Troisième prolétaire. As-tu donc fini ? Tu veux dire comme fit l’empereur Marc-Antoine, en tenant la toge sanglante de son ami. Si tout le reste est également vrai…

L’affranchi. Peut-être plus vrai que tu ne l’espères, toi. Tu m’es suspect d’être un ennemi de César.

Le deuxième prolétaire. Courage. Par Bacchus, voilà un bon Romain ; cela tient les mauvais en respect ; et les riches eux-mêmes, qui ne sont pas loin d’ici, peuvent prendre cela pour eux.

Clivius, bas à Bativius. Cette canaille s’échauffe de plus en plus. Cela va finir par quelque horrible tumulte.

Bativius. Ô Jupiter conservateur, je te promets une belle génisse, si tu veux nous tirer d’ici. N’est-il pas moyen de faire retraite vers nos maisons ?

Clivius. Gardons-nous d’y songer. Ces infâmes ont les yeux sur nous, et les plus belles offrandes votives ne nous sauveraient pas.

L’affranchi, les apostrophant. Que murmurez-vous tout bas ? Êtes-vous contens, patriciens ? Les riches triomphent-ils ? Les pauvres citoyens ont-ils perdu leur cause ? On va voir.

Clivius. Nous disions que nous souhaitons que justice soit faite, et que tous les coupables, quels qu’ils soient, subissent un juste châtiment.

L’affranchi. À la bonne heure. Sous la fourche, sénateurs.

On entend au loin des tambours, des trompettes qui sonnent l’alarme ; des cris partent de toutes les extrémités de la place.
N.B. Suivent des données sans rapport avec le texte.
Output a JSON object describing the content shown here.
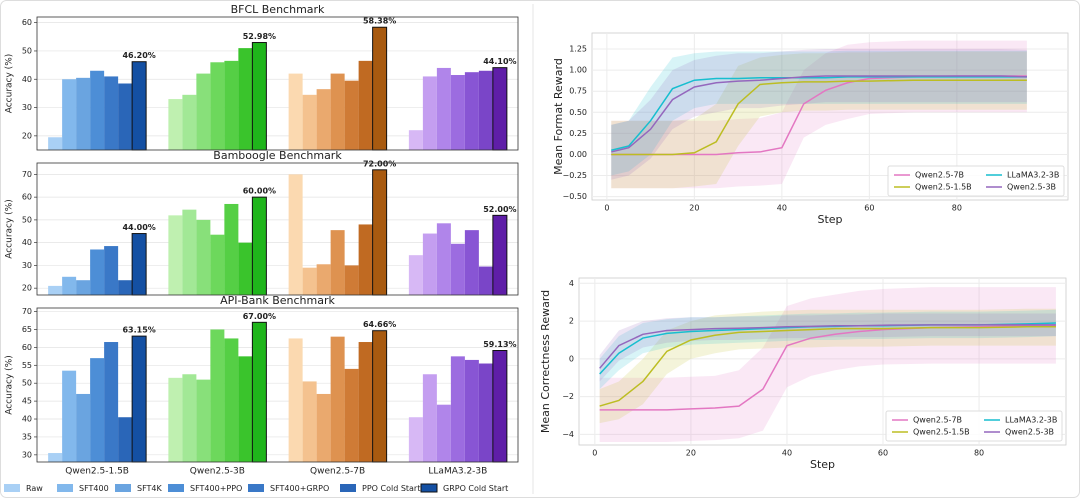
{
  "chart_data": [
    {
      "type": "grouped_bar",
      "categories": [
        "Qwen2.5-1.5B",
        "Qwen2.5-3B",
        "Qwen2.5-7B",
        "LLaMA3.2-3B"
      ],
      "series": [
        {
          "name": "Raw",
          "color": "#a9d0f5"
        },
        {
          "name": "SFT400",
          "color": "#82b8ec"
        },
        {
          "name": "SFT4K",
          "color": "#6aa4e0"
        },
        {
          "name": "SFT400+PPO",
          "color": "#4d8ed6"
        },
        {
          "name": "SFT400+GRPO",
          "color": "#3a78c7"
        },
        {
          "name": "PPO Cold Start",
          "color": "#2a66b8"
        },
        {
          "name": "GRPO Cold Start",
          "color": "#1450a3"
        }
      ],
      "group_colors": [
        [
          "#a9d0f5",
          "#82b8ec",
          "#6aa4e0",
          "#4d8ed6",
          "#3a78c7",
          "#2a66b8",
          "#1450a3"
        ],
        [
          "#bff0b0",
          "#a2e896",
          "#88e07a",
          "#6dd85c",
          "#55cf45",
          "#3ac42c",
          "#1fb51b"
        ],
        [
          "#fbd9b0",
          "#f4c28f",
          "#eaa96e",
          "#de9250",
          "#cf7b36",
          "#c06a22",
          "#a85a10"
        ],
        [
          "#d7b8f5",
          "#c49ef0",
          "#b085ea",
          "#9c6ce0",
          "#8855d4",
          "#7a45c8",
          "#5f1ea8"
        ]
      ],
      "grid": true,
      "panels": [
        {
          "title": "BFCL Benchmark",
          "ylabel": "Accuracy (%)",
          "ylim": [
            15,
            62
          ],
          "yticks": [
            20,
            30,
            40,
            50,
            60
          ],
          "series": [
            {
              "values": [
                19.5,
                33,
                42,
                22
              ]
            },
            {
              "values": [
                40,
                34.5,
                34.5,
                41
              ]
            },
            {
              "values": [
                40.5,
                42,
                36.5,
                44
              ]
            },
            {
              "values": [
                43,
                46,
                42,
                41.5
              ]
            },
            {
              "values": [
                41,
                46.5,
                39.5,
                42.5
              ]
            },
            {
              "values": [
                38.5,
                51,
                46.5,
                43
              ]
            },
            {
              "values": [
                46.2,
                52.98,
                58.38,
                44.1
              ],
              "value_labels": [
                "46.20%",
                "52.98%",
                "58.38%",
                "44.10%"
              ]
            }
          ]
        },
        {
          "title": "Bamboogle Benchmark",
          "ylabel": "Accuracy (%)",
          "ylim": [
            17,
            75
          ],
          "yticks": [
            20,
            30,
            40,
            50,
            60,
            70
          ],
          "series": [
            {
              "values": [
                21,
                52,
                70,
                34.5
              ]
            },
            {
              "values": [
                25,
                54.5,
                29,
                44
              ]
            },
            {
              "values": [
                23.5,
                50,
                30.5,
                48.5
              ]
            },
            {
              "values": [
                37,
                43.5,
                45.5,
                39.5
              ]
            },
            {
              "values": [
                38.5,
                57,
                30,
                45.5
              ]
            },
            {
              "values": [
                23.5,
                40,
                48,
                29.5
              ]
            },
            {
              "values": [
                44,
                60,
                72,
                52
              ],
              "value_labels": [
                "44.00%",
                "60.00%",
                "72.00%",
                "52.00%"
              ]
            }
          ]
        },
        {
          "title": "API-Bank Benchmark",
          "ylabel": "Accuracy (%)",
          "ylim": [
            28,
            71
          ],
          "yticks": [
            30,
            35,
            40,
            45,
            50,
            55,
            60,
            65,
            70
          ],
          "series": [
            {
              "values": [
                30.5,
                51.5,
                62.5,
                40.5
              ]
            },
            {
              "values": [
                53.5,
                52.5,
                50.5,
                52.5
              ]
            },
            {
              "values": [
                47,
                51,
                47,
                44
              ]
            },
            {
              "values": [
                57,
                65,
                63,
                57.5
              ]
            },
            {
              "values": [
                61.5,
                62.5,
                54,
                56.5
              ]
            },
            {
              "values": [
                40.5,
                57.5,
                61.5,
                55.5
              ]
            },
            {
              "values": [
                63.15,
                67,
                64.66,
                59.13
              ],
              "value_labels": [
                "63.15%",
                "67.00%",
                "64.66%",
                "59.13%"
              ]
            }
          ]
        }
      ]
    },
    {
      "type": "line",
      "xlabel": "Step",
      "ylabel": "Mean Format Reward",
      "grid": true,
      "legend": "lower right",
      "xlim": [
        -3.4,
        105.4
      ],
      "ylim": [
        -0.54,
        1.44
      ],
      "xticks": [
        0,
        20,
        40,
        60,
        80
      ],
      "yticks": [
        {
          "value": -0.5,
          "label": "−0.50"
        },
        {
          "value": -0.25,
          "label": "−0.25"
        },
        {
          "value": 0,
          "label": "0.00"
        },
        0.25,
        {
          "value": 0.5,
          "label": "0.50"
        },
        0.75,
        {
          "value": 1,
          "label": "1.00"
        },
        1.25
      ],
      "x": [
        1,
        5,
        10,
        15,
        20,
        25,
        30,
        35,
        40,
        45,
        50,
        55,
        60,
        70,
        80,
        90,
        96
      ],
      "series": [
        {
          "name": "Qwen2.5-7B",
          "color": "#e377c2",
          "values": [
            0,
            0,
            0,
            0,
            0,
            0,
            0.02,
            0.03,
            0.08,
            0.6,
            0.76,
            0.85,
            0.9,
            0.92,
            0.93,
            0.93,
            0.93
          ],
          "lower": [
            -0.4,
            -0.4,
            -0.4,
            -0.4,
            -0.4,
            -0.4,
            -0.38,
            -0.37,
            -0.35,
            0.2,
            0.35,
            0.42,
            0.48,
            0.5,
            0.5,
            0.5,
            0.5
          ],
          "upper": [
            0.4,
            0.4,
            0.4,
            0.4,
            0.4,
            0.4,
            0.42,
            0.43,
            0.5,
            1.0,
            1.2,
            1.3,
            1.33,
            1.35,
            1.35,
            1.35,
            1.35
          ]
        },
        {
          "name": "Qwen2.5-1.5B",
          "color": "#bcbd22",
          "values": [
            0,
            0,
            0,
            0,
            0.02,
            0.15,
            0.6,
            0.83,
            0.85,
            0.86,
            0.86,
            0.87,
            0.87,
            0.88,
            0.88,
            0.88,
            0.88
          ],
          "lower": [
            -0.4,
            -0.4,
            -0.4,
            -0.4,
            -0.38,
            -0.35,
            0.1,
            0.45,
            0.5,
            0.52,
            0.52,
            0.53,
            0.53,
            0.53,
            0.53,
            0.53,
            0.53
          ],
          "upper": [
            0.4,
            0.4,
            0.4,
            0.4,
            0.42,
            0.6,
            1.05,
            1.15,
            1.18,
            1.2,
            1.2,
            1.21,
            1.21,
            1.22,
            1.22,
            1.22,
            1.22
          ]
        },
        {
          "name": "LLaMA3.2-3B",
          "color": "#17becf",
          "values": [
            0.05,
            0.1,
            0.4,
            0.78,
            0.88,
            0.9,
            0.9,
            0.91,
            0.91,
            0.91,
            0.91,
            0.92,
            0.92,
            0.92,
            0.92,
            0.92,
            0.92
          ],
          "lower": [
            -0.25,
            -0.2,
            0,
            0.4,
            0.55,
            0.6,
            0.6,
            0.6,
            0.6,
            0.6,
            0.6,
            0.6,
            0.6,
            0.6,
            0.6,
            0.6,
            0.6
          ],
          "upper": [
            0.35,
            0.4,
            0.8,
            1.15,
            1.2,
            1.22,
            1.22,
            1.22,
            1.22,
            1.22,
            1.22,
            1.23,
            1.23,
            1.23,
            1.23,
            1.23,
            1.23
          ]
        },
        {
          "name": "Qwen2.5-3B",
          "color": "#9467bd",
          "values": [
            0.03,
            0.08,
            0.3,
            0.65,
            0.8,
            0.85,
            0.87,
            0.88,
            0.9,
            0.92,
            0.93,
            0.93,
            0.93,
            0.93,
            0.93,
            0.93,
            0.92
          ],
          "lower": [
            -0.3,
            -0.25,
            -0.05,
            0.3,
            0.45,
            0.5,
            0.55,
            0.55,
            0.58,
            0.6,
            0.62,
            0.62,
            0.62,
            0.62,
            0.62,
            0.62,
            0.62
          ],
          "upper": [
            0.35,
            0.4,
            0.65,
            1.0,
            1.12,
            1.17,
            1.2,
            1.2,
            1.22,
            1.24,
            1.25,
            1.25,
            1.25,
            1.25,
            1.25,
            1.25,
            1.24
          ]
        }
      ]
    },
    {
      "type": "line",
      "xlabel": "Step",
      "ylabel": "Mean Correctness Reward",
      "grid": true,
      "legend": "lower right",
      "xlim": [
        -3.3,
        98.1
      ],
      "ylim": [
        -4.56,
        4.28
      ],
      "xticks": [
        0,
        20,
        40,
        60,
        80
      ],
      "yticks": [
        {
          "value": -4,
          "label": "−4"
        },
        {
          "value": -2,
          "label": "−2"
        },
        0,
        2,
        4
      ],
      "x": [
        1,
        5,
        10,
        15,
        20,
        25,
        30,
        35,
        40,
        45,
        50,
        55,
        60,
        70,
        80,
        90,
        96
      ],
      "series": [
        {
          "name": "Qwen2.5-7B",
          "color": "#e377c2",
          "values": [
            -2.7,
            -2.7,
            -2.7,
            -2.7,
            -2.65,
            -2.6,
            -2.5,
            -1.6,
            0.7,
            1.1,
            1.3,
            1.45,
            1.55,
            1.65,
            1.7,
            1.75,
            1.75
          ],
          "lower": [
            -4.4,
            -4.4,
            -4.4,
            -4.4,
            -4.35,
            -4.3,
            -4.2,
            -3.8,
            -1.5,
            -0.9,
            -0.6,
            -0.4,
            -0.3,
            -0.25,
            -0.25,
            -0.25,
            -0.25
          ],
          "upper": [
            -1.0,
            -1.0,
            -1.0,
            -1.0,
            -0.95,
            -0.9,
            -0.6,
            0.6,
            2.8,
            3.2,
            3.4,
            3.6,
            3.7,
            3.8,
            3.8,
            3.8,
            3.8
          ]
        },
        {
          "name": "Qwen2.5-1.5B",
          "color": "#bcbd22",
          "values": [
            -2.5,
            -2.2,
            -1.2,
            0.4,
            1.0,
            1.25,
            1.4,
            1.45,
            1.5,
            1.55,
            1.6,
            1.6,
            1.6,
            1.65,
            1.65,
            1.7,
            1.7
          ],
          "lower": [
            -3.4,
            -3.2,
            -2.4,
            -0.8,
            0,
            0.3,
            0.5,
            0.55,
            0.6,
            0.6,
            0.65,
            0.65,
            0.65,
            0.7,
            0.7,
            0.7,
            0.7
          ],
          "upper": [
            -1.6,
            -1.2,
            0,
            1.5,
            2.0,
            2.3,
            2.4,
            2.5,
            2.55,
            2.6,
            2.6,
            2.6,
            2.6,
            2.6,
            2.6,
            2.65,
            2.65
          ]
        },
        {
          "name": "LLaMA3.2-3B",
          "color": "#17becf",
          "values": [
            -0.8,
            0.3,
            1.1,
            1.35,
            1.45,
            1.5,
            1.55,
            1.6,
            1.65,
            1.7,
            1.72,
            1.75,
            1.75,
            1.8,
            1.8,
            1.85,
            1.9
          ],
          "lower": [
            -1.6,
            -0.6,
            0.3,
            0.6,
            0.75,
            0.8,
            0.85,
            0.9,
            0.95,
            1.0,
            1.0,
            1.05,
            1.05,
            1.1,
            1.1,
            1.15,
            1.2
          ],
          "upper": [
            0,
            1.2,
            1.9,
            2.1,
            2.2,
            2.2,
            2.25,
            2.3,
            2.35,
            2.4,
            2.4,
            2.45,
            2.45,
            2.5,
            2.5,
            2.55,
            2.6
          ]
        },
        {
          "name": "Qwen2.5-3B",
          "color": "#9467bd",
          "values": [
            -0.5,
            0.7,
            1.3,
            1.5,
            1.55,
            1.6,
            1.62,
            1.65,
            1.7,
            1.72,
            1.75,
            1.75,
            1.78,
            1.8,
            1.8,
            1.8,
            1.8
          ],
          "lower": [
            -1.2,
            -0.1,
            0.6,
            0.85,
            0.95,
            1.0,
            1.0,
            1.05,
            1.1,
            1.1,
            1.15,
            1.15,
            1.15,
            1.2,
            1.2,
            1.2,
            1.2
          ],
          "upper": [
            0.2,
            1.5,
            2.0,
            2.15,
            2.2,
            2.2,
            2.25,
            2.25,
            2.3,
            2.3,
            2.35,
            2.35,
            2.4,
            2.4,
            2.4,
            2.4,
            2.4
          ]
        }
      ]
    }
  ]
}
Femmes et enfans. Ô dieux clémens ! sauvez-nous.

Premier prolétaire, à son fils. Tiens, enfant, monte sur mon épaule ; tu verras mieux ce qui se passe.

Le fils. Je vois… je vois… Oh ! puissant Hercule, voilà les chevelures blondes, les grands géans de la cohorte germaine qui cernent la place de toutes parts… Oh ! ils arrivent avec maniples déployés, et partout je vois briller leurs grands casques avec des aigrettes rouges… Ah ! ma mère, les voilà qui fendent la presse. Tout le monde s’enfuit devant eux ; ils culbutent et écrasent tout.

L’affranchi à l’esclave. Cela ne vaut plus rien. Est-ce qu’il y a maintenant du danger pour tout le monde ?

L’esclave. Ces grands lourdauds de barbares n’entendent pas toujours ce qu’on leur dit, et quand il s’agit de César, qui les paie grassement, ils frappent à droite et à gauche comme des sourds.

L’affranchi. Au fait, amis ou ennemis, tout leur est égal, car ils n’aiment ni n’estiment guère les Romains.

L’enfant continuant. Oh ! mon père, ils sont bien en colère, car je les entends jurer, et ce n’est point en latin, mais avec leurs vilains mots germains.

Clivius à Bativius. En effet, c’est mauvais signe quand ils parlent dans leur jargon cimbrique.[3]

L’enfant. Entendez-vous le bruit de toutes ces voix qui invoquent la pitié des Germains ? Toutes ces femmes qui crient : Si notre bon César nous est enlevé, honnêtes Germains, tout ce peuple est innocent de sa mort. Elles pleurent, elles prennent les dieux à témoin… Ah ! bonne nouvelle ! les Germains s’apaisent. Ils ne lèvent plus les glaives. En voilà qui se mettent en rang sur le théâtre… Oh ! que vois-je ! Des têtes, de vraies têtes d’hommes qu’on promène au bout des lances… Voilà qu’on en place une là-bas sur l’autel d’Auguste… Mon père, en voici une autre qui vient de notre côté.

Bativius à Clivius. Dieux tout-puissans ! Quel spectacle ! Cette tête… je la reconnais… C’est, c’était le généreux Asprenas. Le sourire du mépris erre encore sur ses lèvres… Vils Romains, qui vous repaissez de cette vue, il vous jugeait bien !

Clivius. La goutte de sang qui a jailli sur sa robe était un funeste présage.

L’affranchi à l’esclave. J’entends dire que c’est la tête du sénateur Asprénas. Cela va bien. Les Germains ont fait de bonne besogne.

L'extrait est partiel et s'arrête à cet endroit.